It can be hard to remember gratitude in relationships. Things we previously found endearing, were easily willing to do for, or would put up with from the other person can become frustrating annoyances. Small irritations are easily brushed off in the beginning phase of a relationship. Soon, though, repeatedly picking up towels from the floor is not so pleasant!
Relationships truly take consistent work and effort. In the beginning relationships are so gratifying because they are the reward after the long day. How great it is, after a long day of work, to see that person you have come to admire! The longer we are together, though, the more accustomed to each other we become, and the more the stress of life simply gets in the way. Now, it takes effort to feel the rewards of that relationship.
Gratitude in relationships can go a long way for the health of the relationship itself, the health and wellbeing of your partner, and the health and wellbeing of you! It is much less exhausting to find a different way of thinking of things, to be grateful for the good things, than to continue to hold anger for those little annoyances – and to repetitively fight about the same things. Even when we fight or are mad, there is something we can find to appreciate. Appreciate their point of view. Something they did. Things they have done in the past. Who they are as a person. What they do for others.
Consider a new way – just try it and see…
When you are frustrated about picking up those towels for the thousandth time, remember that it is you who created the situation! You created a nice habit in which he/she did not have to pick up towels anymore. Imagine the frustration of breaking this habit they did not know was bothering you so – have empathy for this!
Now, remember all the good things this person does. How amazing he/she is at work, how great with the kids, cooking for you, planning vacations, rubbing your feet, watching movies you enjoy, being an amazing lover, putting up with your family, etc. When you cannot fight the desire to complain at, try to state something you are grateful for instead. And if you cannot muster the energy to say anything nice, don’t say anything at all! Work to gain the mental energy to say nothing, walk away, and work on calming down and creating thoughts of gratitude in private. Exercise to burn off some frustration before you react! Later, or tomorrow, try to tell your partner something you are grateful for about them. And, you try to act toward them in the way you want them to act toward you! You become the thoughtful, grateful amazing lover, cooker, taking care of the kids, massaging, planning dates, etc!

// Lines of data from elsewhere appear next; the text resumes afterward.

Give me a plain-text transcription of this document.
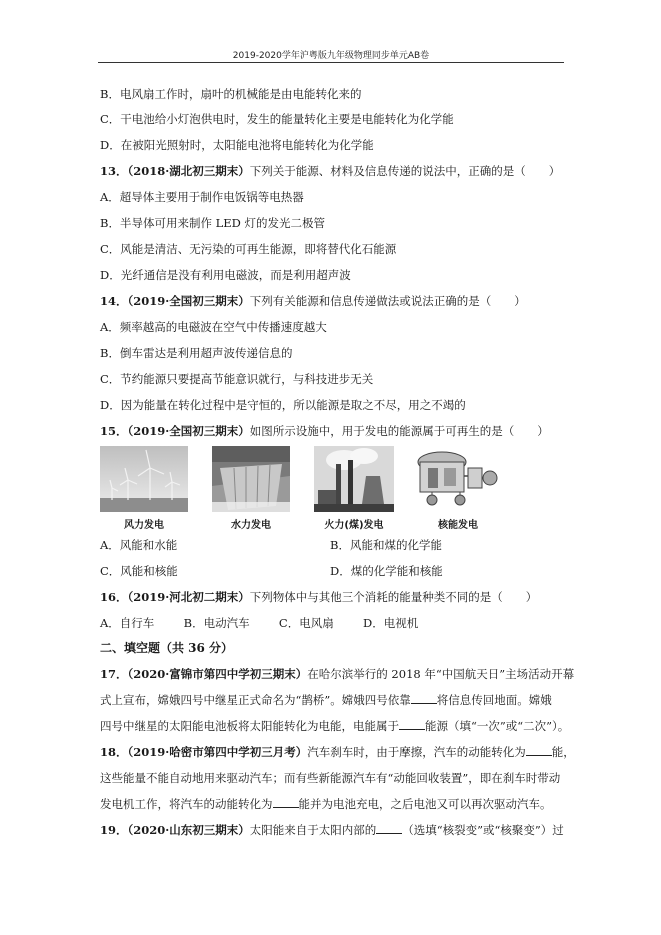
2019-2020学年沪粤版九年级物理同步单元AB卷
B．电风扇工作时，扇叶的机械能是由电能转化来的
C．干电池给小灯泡供电时，发生的能量转化主要是电能转化为化学能
D．在被阳光照射时，太阳能电池将电能转化为化学能
13．（2018·湖北初三期末）下列关于能源、材料及信息传递的说法中，正确的是（　　）
A．超导体主要用于制作电饭锅等电热器
B．半导体可用来制作 LED 灯的发光二极管
C．风能是清洁、无污染的可再生能源，即将替代化石能源
D．光纤通信是没有利用电磁波，而是利用超声波
14．（2019·全国初三期末）下列有关能源和信息传递做法或说法正确的是（　　）
A．频率越高的电磁波在空气中传播速度越大
B．倒车雷达是利用超声波传递信息的
C．节约能源只要提高节能意识就行，与科技进步无关
D．因为能量在转化过程中是守恒的，所以能源是取之不尽，用之不竭的
15．（2019·全国初三期末）如图所示设施中，用于发电的能源属于可再生的是（　　）
风力发电	水力发电	火力(煤)发电	核能发电
A．风能和水能	B．风能和煤的化学能
C．风能和核能	D．煤的化学能和核能
16．（2019·河北初二期末）下列物体中与其他三个消耗的能量种类不同的是（　　）
A．自行车	B．电动汽车	C．电风扇	D．电视机
二、填空题（共 36 分）
17．（2020·富锦市第四中学初三期末）在哈尔滨举行的 2018 年“中国航天日”主场活动开幕
式上宣布，嫦娥四号中继星正式命名为“鹊桥”。嫦娥四号依靠 将信息传回地面。嫦娥
四号中继星的太阳能电池板将太阳能转化为电能，电能属于 能源（填“一次”或“二次”）。
18．（2019·哈密市第四中学初三月考）汽车刹车时，由于摩擦，汽车的动能转化为 能，
这些能量不能自动地用来驱动汽车；而有些新能源汽车有“动能回收装置”，即在刹车时带动
发电机工作，将汽车的动能转化为 能并为电池充电，之后电池又可以再次驱动汽车。
19．（2020·山东初三期末）太阳能来自于太阳内部的 （选填“核裂变”或“核聚变”）过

For those things you find yourself continually frustrated with and ungrateful because your partner just does not do this one thing you want him/her to do, think of whether or not that thing may be important to him/her. Just because you want the recycling out every week does not mean your partner cares at all about recycling! Just be grateful he/she cares about clearing the snow for the garbage truck! Then, take out the recycling yourself. Not having the fight will make you feel better, not being mad at your partner will make you feel better, saving the planet will be its own reward for you, and you can smile and be happier today – and grateful for your partner for something else! Just reading about this action may make you feel lighter and more positive – imagine putting it in place!
Remember, when you find yourself continually frustrated with or fighting over the same things, something needs to change. Complaining is not making the change. Rather than telling your partner what to do, tell them how frustrating it is for you and ask try to work together to compromise. Then, when your inevitably partner fails at the agreed upon compromise, remind yourself habits take time to change, and be grateful he/she is trying. Give a gentle reminder and a great big thank you for the effort!
Janice Kaplan has a nice chapter on gratitude in relationships in her book The Gratitude Diaries. It is worth a read for more advice on the power of gratitude in your relationship. She also has a chapter on gratitude for your kids worth checking out!
Freeing up these frustrations from your mental energy truly provides health benefits. It gives you the space to think of yourself and your goals, and to focus on things that are truly more important – like your personal health and wellbeing and that of the relationship. Your personal health will be so much better when you let go of anger and begin to feel more grateful. Your energy will soar, and you can put that energy into your healthy goals! This is particularly true if you let that negative energy lead to unhealthy coping behaviors like overeating or not exercising.
The work of putting gratitude and positivity back into your relationship pays off in ways that are well worth the benefit!